As I mentioned before, at the moment of the Big Bang, there was both matter and antimatter. What I didn't mention, however, was that there were nearly equal amounts of both. There were trillions upon trillions of normal matter, and the same for antimatter. However, matter and antimatter annihilate when they meet and turn into energy. If there were nearly equal amounts of both, why isn't the modern-day cosmos just a bunch of photons—pure energy flying around aimlessly?
Well, it turns out that at the birth of the universe, for every billion pieces of antimatter there was a billion-and-one pieces of normal matter. When those pairs annihilated, that extra one piece of matter was left over. That one-in-a-billion excess is what our universe is made of. That one-in-a-billion.
Short answer: yes. Long answer: yes… but also no? Antimatter isn't something you can just buy at Home Depot—but I think you already knew that. Antimatter has been created before in particle accelerators—gargantuan machines that accelerate particles to 99.99999% of the speed of light using magnetic fields. Scientists can make antimatter there, then store it and run experiments.
The problem is, if we try to use antimatter for a real-world application, unless we have some ingenious method to keep it from contacting normal matter, it will annihilate. For now, we are simply stuck with normal matter, which is a shame since I was looking forward to eating some antimatter toast without blowing up.
What if, instead of there being a matter advantage, it were antimatter? Well… we don't know what that would have looked like, but with the limited knowledge we have today, it might have looked the same. As a matter of fact, scientists at the Large Hadron Collider in Switzerland have already created antihydrogen—hydrogen made of antimatter. Instead of a positive nucleus and a negative electron cloud, the nucleus would carry a negative charge and be surrounded by a positron cloud—the exact opposite of a hydrogen atom.
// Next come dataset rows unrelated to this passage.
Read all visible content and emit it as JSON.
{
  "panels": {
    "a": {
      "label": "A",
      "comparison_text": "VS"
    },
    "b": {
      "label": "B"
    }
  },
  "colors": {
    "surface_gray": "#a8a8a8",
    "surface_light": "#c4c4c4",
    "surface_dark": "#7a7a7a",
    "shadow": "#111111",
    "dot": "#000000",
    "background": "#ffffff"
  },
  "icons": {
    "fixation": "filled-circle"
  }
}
Just imagine: antigalaxies, antistars, antiplanets, and maybe even anti-black holes. It would be an antiverse. Though at that point I don't think it would be “anti”—that would just be the cosmos. From our current understanding of antimatter, there would be no observable difference between our universe and an antiverse. But this is all pure speculation. We truly have no idea how antimatter behaves on macroscopic scales, and that's what scientists are trying to find out.